London, U.K. — (METERING.COM) — April 3, 2007 – UK gas and electricity consumer watchdog energywatch has issued a call to government for mandatory social electricity tariffs for vulnerable consumers.
In a statement released last week the body said that new government legislation requiring energy companies to provide affordable energy through discounted ‘social’ tariffs should form part of the upcoming Energy White Paper.
More than 3 million households in the UK are believed to be in fuel poverty, up by more than one million since 2003 following sharp increases in energy prices, which have increased consumer bills by 94% for gas and 60% for electricity and seen the average annual energy bill exceeding £1,000 (almost US$2,000) for the first time.

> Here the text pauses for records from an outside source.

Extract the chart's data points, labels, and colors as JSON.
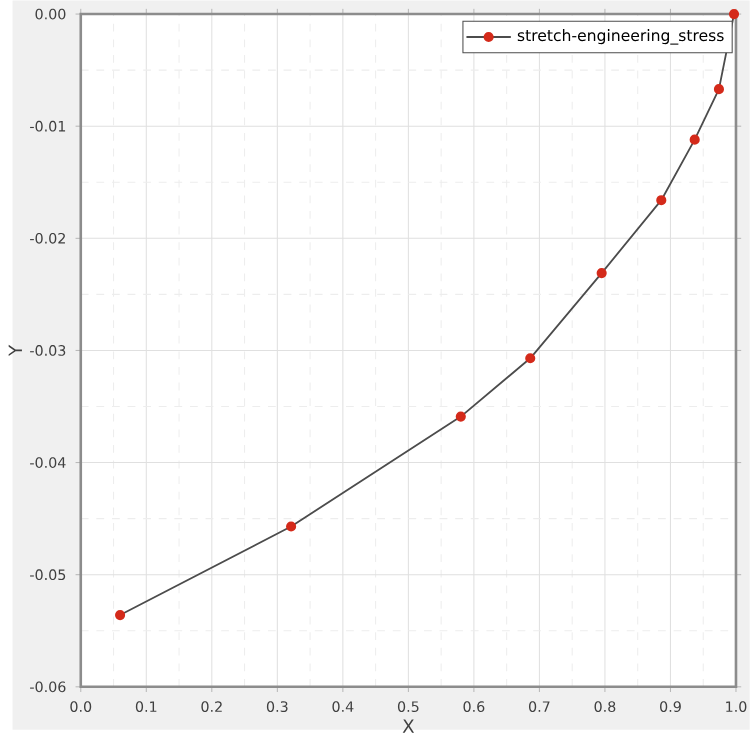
{
  "chart_data": {
    "type": "line",
    "xlabel": "X",
    "ylabel": "Y",
    "xlim": [
      0,
      1
    ],
    "ylim": [
      -0.06,
      0
    ],
    "xticks": [
      {
        "value": 0,
        "label": "0.0"
      },
      0.1,
      0.2,
      0.3,
      0.4,
      0.5,
      0.6,
      0.7,
      0.8,
      0.9,
      {
        "value": 1,
        "label": "1.0"
      }
    ],
    "yticks": [
      -0.06,
      -0.05,
      -0.04,
      -0.03,
      -0.02,
      -0.01,
      {
        "value": 0,
        "label": "0.00"
      }
    ],
    "grid": true,
    "legend": "top right",
    "marker": "circle",
    "line_style": "solid",
    "series": [
      {
        "name": "stretch-engineering_stress",
        "color": "#d42a1a",
        "x": [
          0.06,
          0.321,
          0.58,
          0.686,
          0.795,
          0.886,
          0.937,
          0.974,
          0.997
        ],
        "values": [
          -0.0536,
          -0.0457,
          -0.0359,
          -0.0307,
          -0.0231,
          -0.0166,
          -0.0112,
          -0.0067,
          0.0
        ]
      }
    ]
  }
}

“Government must take the lead and require fair pricing for the poorest consumers. With no real incentive for companies to act voluntarily and with no blueprint for how social tariffs should work it is imperative that government uses its Energy White Paper to bring affordable energy and clarity for Britain’s most vulnerable households,” said Adam Scorer, energywatch Director of Campaigns.
The call follows a consultation by energywatch on the role that social tariffs can play in helping to eliminate fuel poverty. While the full report has yet to be released, the body says that one of the key recommendations is that an energy assistance package should be available, which addresses all three fuel poverty drivers, i.e. price, income and energy efficiency.
Besides making it mandatory for all energy suppliers to offer their cheapest tariffs to vulnerable groups, it is recommended that government should determine eligibility for the energy assistance package, based on a detailed evaluation to identify those groups of consumers most susceptible to fuel poverty is recommended.
It is also recommended that in order to access discounted social tariffs, eligible consumers should accept an independent home energy efficiency audit to ensure that heating and energy efficiency requirements are addressed.
energywatch suggests that the regulator, Ofgem, should be tasked with monitoring progress against targets for social tariffs and should report its findings accordingly.
The full report on social tariffs is expected to be published later this month.